As the economic recovery reaches maturity and interest rates begin their inevitable rise upwards, the question now is how alt-credit will perform in the coming months and years. If rates and thereby yields go up, there could be an increased allocation to traditional fixed income.

But Cernicky forecasts that multi-asset alternative credit strategies should perform well over the next 18 months as rates rise and volatility increases. These strategies were designed for the market environment expected in that period, he says.

Also expected to perform well is high yield. Credit fundamentals will remain strong, default will remain low and refinancing risk is muted. High yield also shows low sensitivity to interest rates.

“This will help mitigate the downside risk to high yield, yet still provide for upside potential. We also believe high yield bonds outperform loans over the next 18 months as flows into bank loans cap the upside on loans,” Cernicky says.

Change of scene
Growth in the European non-bank debt market has lagged its more mature counterpart in the US, where the borrowing landscape is more developed due largely to the supremacy of bank lending before the global financial crisis.

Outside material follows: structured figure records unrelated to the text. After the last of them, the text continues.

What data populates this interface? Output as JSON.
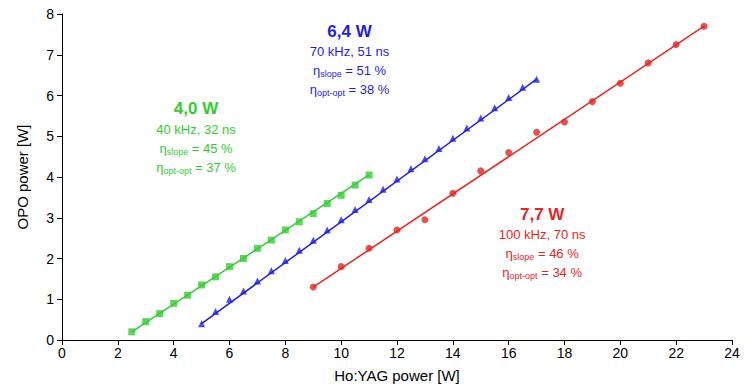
{
  "chart_data": {
    "type": "scatter",
    "x_label": "Ho:YAG power [W]",
    "y_label": "OPO power [W]",
    "xlim": [
      0,
      24
    ],
    "xticks": [
      0,
      2,
      4,
      6,
      8,
      10,
      12,
      14,
      16,
      18,
      20,
      22,
      24
    ],
    "ylim": [
      0,
      8
    ],
    "yticks": [
      0,
      1,
      2,
      3,
      4,
      5,
      6,
      7,
      8
    ],
    "grid": false,
    "series": [
      {
        "color": "#33cc33",
        "marker": "square",
        "x": [
          2.5,
          3.0,
          3.5,
          4.0,
          4.5,
          5.0,
          5.5,
          6.0,
          6.5,
          7.0,
          7.5,
          8.0,
          8.5,
          9.0,
          9.5,
          10.0,
          10.5,
          11.0
        ],
        "values": [
          0.2,
          0.45,
          0.65,
          0.9,
          1.1,
          1.35,
          1.55,
          1.8,
          2.0,
          2.25,
          2.45,
          2.7,
          2.9,
          3.1,
          3.35,
          3.55,
          3.8,
          4.05
        ],
        "fit": [
          [
            2.5,
            0.2
          ],
          [
            11.0,
            4.05
          ]
        ],
        "annotation": {
          "power": "4,0 W",
          "params": "40 kHz, 32 ns",
          "efficiencies": [
            {
              "base": "η",
              "sub": "slope",
              "rest": " = 45 %"
            },
            {
              "base": "η",
              "sub": "opt-opt",
              "rest": " = 37 %"
            }
          ]
        }
      },
      {
        "color": "#1e1ee6",
        "marker": "triangle",
        "x": [
          5.0,
          5.5,
          6.0,
          6.5,
          7.0,
          7.5,
          8.0,
          8.5,
          9.0,
          9.5,
          10.0,
          10.5,
          11.0,
          11.5,
          12.0,
          12.5,
          13.0,
          13.5,
          14.0,
          14.5,
          15.0,
          15.5,
          16.0,
          16.5,
          17.0
        ],
        "values": [
          0.4,
          0.7,
          1.0,
          1.2,
          1.45,
          1.7,
          1.95,
          2.2,
          2.45,
          2.7,
          2.95,
          3.2,
          3.45,
          3.7,
          3.95,
          4.2,
          4.45,
          4.7,
          4.95,
          5.2,
          5.45,
          5.7,
          5.95,
          6.2,
          6.4
        ],
        "fit": [
          [
            5.0,
            0.4
          ],
          [
            17.0,
            6.4
          ]
        ],
        "annotation": {
          "power": "6,4 W",
          "params": "70 kHz, 51 ns",
          "efficiencies": [
            {
              "base": "η",
              "sub": "slope",
              "rest": " = 51 %"
            },
            {
              "base": "η",
              "sub": "opt-opt",
              "rest": " = 38 %"
            }
          ]
        }
      },
      {
        "color": "#e3261f",
        "marker": "circle",
        "x": [
          9,
          10,
          11,
          12,
          13,
          14,
          15,
          16,
          17,
          18,
          19,
          20,
          21,
          22,
          23
        ],
        "values": [
          1.3,
          1.8,
          2.25,
          2.7,
          2.95,
          3.6,
          4.15,
          4.6,
          5.1,
          5.35,
          5.85,
          6.3,
          6.8,
          7.25,
          7.7
        ],
        "fit": [
          [
            9.0,
            1.3
          ],
          [
            23.0,
            7.7
          ]
        ],
        "annotation": {
          "power": "7,7 W",
          "params": "100 kHz, 70 ns",
          "efficiencies": [
            {
              "base": "η",
              "sub": "slope",
              "rest": " = 46 %"
            },
            {
              "base": "η",
              "sub": "opt-opt",
              "rest": " = 34 %"
            }
          ]
        }
      }
    ]
  }
}
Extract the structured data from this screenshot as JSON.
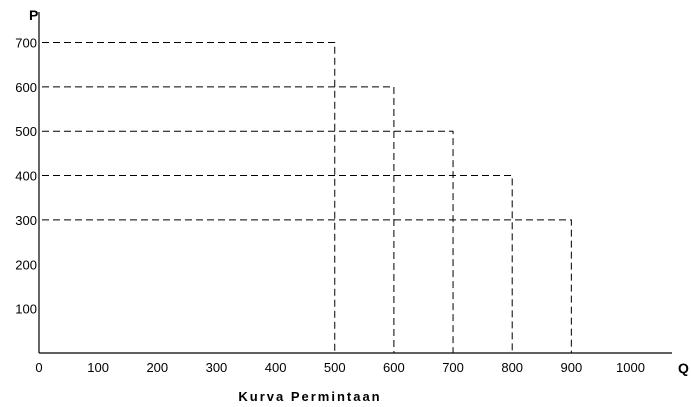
{
  "chart_data": {
    "type": "line",
    "title": "Kurva Permintaan",
    "xlabel": "Q",
    "ylabel": "P",
    "xlim": [
      0,
      1000
    ],
    "ylim": [
      0,
      700
    ],
    "x_ticks": [
      "0",
      "100",
      "200",
      "300",
      "400",
      "500",
      "600",
      "700",
      "800",
      "900",
      "1000"
    ],
    "y_ticks": [
      "100",
      "200",
      "300",
      "400",
      "500",
      "600",
      "700"
    ],
    "grid": false,
    "legend": "none",
    "points": [
      {
        "q": 500,
        "p": 700
      },
      {
        "q": 600,
        "p": 600
      },
      {
        "q": 700,
        "p": 500
      },
      {
        "q": 800,
        "p": 400
      },
      {
        "q": 900,
        "p": 300
      }
    ],
    "line_style": "dashed",
    "color": "#000000"
  }
}
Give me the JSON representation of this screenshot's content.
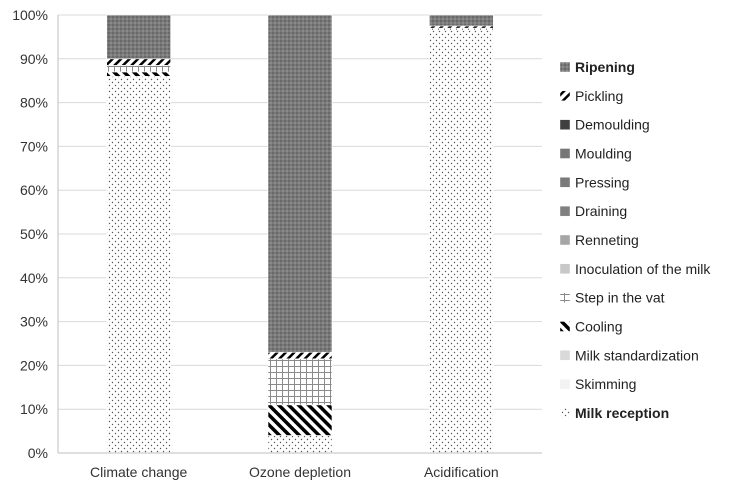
{
  "chart_data": {
    "type": "bar",
    "stacked": true,
    "percent": true,
    "categories": [
      "Climate change",
      "Ozone depletion",
      "Acidification"
    ],
    "ylim": [
      0,
      100
    ],
    "y_ticks": [
      "0%",
      "10%",
      "20%",
      "30%",
      "40%",
      "50%",
      "60%",
      "70%",
      "80%",
      "90%",
      "100%"
    ],
    "grid": true,
    "legend_position": "right",
    "series": [
      {
        "name": "Milk reception",
        "values": [
          86,
          4,
          96.5
        ],
        "pattern": "dots-sparse",
        "color": "#9a9a9a",
        "bold": true
      },
      {
        "name": "Skimming",
        "values": [
          0,
          0,
          0
        ],
        "pattern": "solid",
        "color": "#f2f2f2"
      },
      {
        "name": "Milk standardization",
        "values": [
          0,
          0,
          0
        ],
        "pattern": "solid",
        "color": "#d9d9d9"
      },
      {
        "name": "Cooling",
        "values": [
          1,
          7,
          0
        ],
        "pattern": "diag-thick",
        "color": "#000000"
      },
      {
        "name": "Step in the vat",
        "values": [
          1.5,
          10.5,
          0.5
        ],
        "pattern": "grid",
        "color": "#808080"
      },
      {
        "name": "Inoculation of the milk",
        "values": [
          0,
          0,
          0
        ],
        "pattern": "solid",
        "color": "#c8c8c8"
      },
      {
        "name": "Renneting",
        "values": [
          0,
          0,
          0
        ],
        "pattern": "solid",
        "color": "#a6a6a6"
      },
      {
        "name": "Draining",
        "values": [
          0,
          0,
          0
        ],
        "pattern": "solid",
        "color": "#808080"
      },
      {
        "name": "Pressing",
        "values": [
          0,
          0,
          0
        ],
        "pattern": "solid",
        "color": "#7a7a7a"
      },
      {
        "name": "Moulding",
        "values": [
          0,
          0,
          0
        ],
        "pattern": "solid",
        "color": "#767676"
      },
      {
        "name": "Demoulding",
        "values": [
          0,
          0,
          0
        ],
        "pattern": "solid",
        "color": "#404040"
      },
      {
        "name": "Pickling",
        "values": [
          1.5,
          1.5,
          0.5
        ],
        "pattern": "diag-back",
        "color": "#000000"
      },
      {
        "name": "Ripening",
        "values": [
          10,
          77,
          2.5
        ],
        "pattern": "dots-dense",
        "color": "#7a7a7a",
        "bold": true
      }
    ]
  }
}
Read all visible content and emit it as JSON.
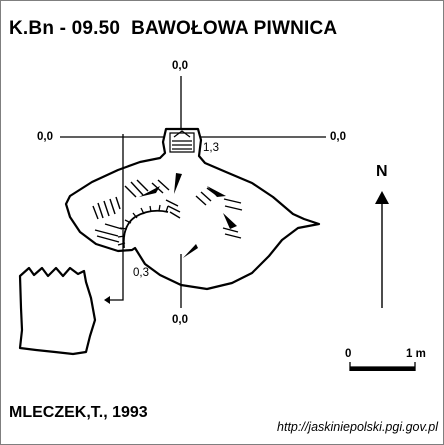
{
  "title": "K.Bn - 09.50  BAWOŁOWA PIWNICA",
  "author": "MLECZEK,T., 1993",
  "source_url": "http://jaskiniepolski.pgi.gov.pl",
  "north_label": "N",
  "scale": {
    "zero_label": "0",
    "end_label": "1 m"
  },
  "section_labels": {
    "top": "0,0",
    "left": "0,0",
    "right": "0,0",
    "bottom": "0,0"
  },
  "height_labels": {
    "entrance": "1,3",
    "lower": "0,3"
  }
}
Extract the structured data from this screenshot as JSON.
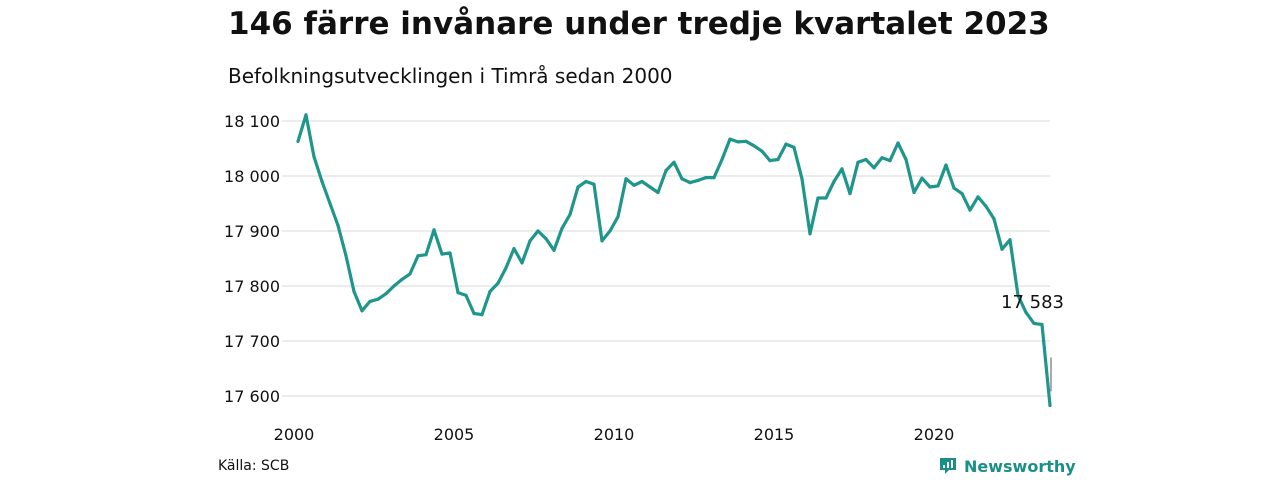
{
  "header": {
    "title": "146 färre invånare under tredje kvartalet 2023",
    "subtitle": "Befolkningsutvecklingen i Timrå sedan 2000"
  },
  "footer": {
    "source": "Källa: SCB",
    "brand": "Newsworthy"
  },
  "colors": {
    "line": "#1f968b",
    "grid": "#d9d9d9",
    "brand": "#1a8f86"
  },
  "chart_data": {
    "type": "line",
    "title": "146 färre invånare under tredje kvartalet 2023",
    "subtitle": "Befolkningsutvecklingen i Timrå sedan 2000",
    "xlabel": "",
    "ylabel": "",
    "xlim": [
      2000,
      2024
    ],
    "ylim": [
      17580,
      18120
    ],
    "grid": "horizontal",
    "x_ticks": [
      {
        "value": 2000,
        "label": "2000"
      },
      {
        "value": 2005,
        "label": "2005"
      },
      {
        "value": 2010,
        "label": "2010"
      },
      {
        "value": 2015,
        "label": "2015"
      },
      {
        "value": 2020,
        "label": "2020"
      }
    ],
    "y_ticks": [
      {
        "value": 17600,
        "label": "17 600"
      },
      {
        "value": 17700,
        "label": "17 700"
      },
      {
        "value": 17800,
        "label": "17 800"
      },
      {
        "value": 17900,
        "label": "17 900"
      },
      {
        "value": 18000,
        "label": "18 000"
      },
      {
        "value": 18100,
        "label": "18 100"
      }
    ],
    "annotation": {
      "value": 17583,
      "label": "17 583"
    },
    "x": [
      2000.0,
      2000.25,
      2000.5,
      2000.75,
      2001.0,
      2001.25,
      2001.5,
      2001.75,
      2002.0,
      2002.25,
      2002.5,
      2002.75,
      2003.0,
      2003.25,
      2003.5,
      2003.75,
      2004.0,
      2004.25,
      2004.5,
      2004.75,
      2005.0,
      2005.25,
      2005.5,
      2005.75,
      2006.0,
      2006.25,
      2006.5,
      2006.75,
      2007.0,
      2007.25,
      2007.5,
      2007.75,
      2008.0,
      2008.25,
      2008.5,
      2008.75,
      2009.0,
      2009.25,
      2009.5,
      2009.75,
      2010.0,
      2010.25,
      2010.5,
      2010.75,
      2011.0,
      2011.25,
      2011.5,
      2011.75,
      2012.0,
      2012.25,
      2012.5,
      2012.75,
      2013.0,
      2013.25,
      2013.5,
      2013.75,
      2014.0,
      2014.25,
      2014.5,
      2014.75,
      2015.0,
      2015.25,
      2015.5,
      2015.75,
      2016.0,
      2016.25,
      2016.5,
      2016.75,
      2017.0,
      2017.25,
      2017.5,
      2017.75,
      2018.0,
      2018.25,
      2018.5,
      2018.75,
      2019.0,
      2019.25,
      2019.5,
      2019.75,
      2020.0,
      2020.25,
      2020.5,
      2020.75,
      2021.0,
      2021.25,
      2021.5,
      2021.75,
      2022.0,
      2022.25,
      2022.5,
      2022.75,
      2023.0,
      2023.25,
      2023.5
    ],
    "values": [
      18063,
      18111,
      18035,
      17990,
      17950,
      17910,
      17855,
      17790,
      17755,
      17772,
      17776,
      17786,
      17800,
      17812,
      17822,
      17855,
      17857,
      17902,
      17858,
      17860,
      17788,
      17783,
      17750,
      17748,
      17790,
      17805,
      17833,
      17868,
      17842,
      17882,
      17900,
      17886,
      17865,
      17905,
      17930,
      17980,
      17990,
      17985,
      17882,
      17900,
      17926,
      17995,
      17983,
      17990,
      17980,
      17970,
      18010,
      18025,
      17995,
      17988,
      17992,
      17997,
      17997,
      18030,
      18067,
      18062,
      18063,
      18055,
      18045,
      18028,
      18030,
      18058,
      18052,
      17995,
      17895,
      17960,
      17960,
      17990,
      18013,
      17968,
      18025,
      18030,
      18015,
      18033,
      18028,
      18060,
      18030,
      17970,
      17996,
      17980,
      17982,
      18020,
      17978,
      17968,
      17938,
      17962,
      17945,
      17922,
      17867,
      17884,
      17783,
      17752,
      17732,
      17730,
      17583
    ]
  }
}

Historically, 70%-80% of European companies’ finance came from bank loans, with only a minority of debt and equity sourced from capital markets. It is only from 2008 that investors’ concerns regarding bank creditworthiness pushed up bank borrowing costs relative to corporates, which led to the development of many of these markets.

But all is set to change on the European alt-credit scene. Cernicky believes that the demand for alternative credit strategies is likely to increase in Europe as investors increase their allocation to private markets.

The development of the high yield and bank loans markets has been led by the US, but Europe is now catching up: the high yield market on this side of the Atlantic is worth €360 billion, compared to $1,080 billion (€876 billion) in the US, according to figures from Citigroup. At the same time, the European bank loans market is worth €215 billion, compared to

America’s $1,050 billion, according to S&P LCD.

Markets are becoming more liquid and easily accessible, so it is becoming more typical for European investors to invest in alt-credit (which is more widely accepted in their portfolios).
Alt-credit was an unlikely choice for investors in the long winter of recession, but they seem to have acquired a taste for it. Expect to see it on investment menus for some time to come.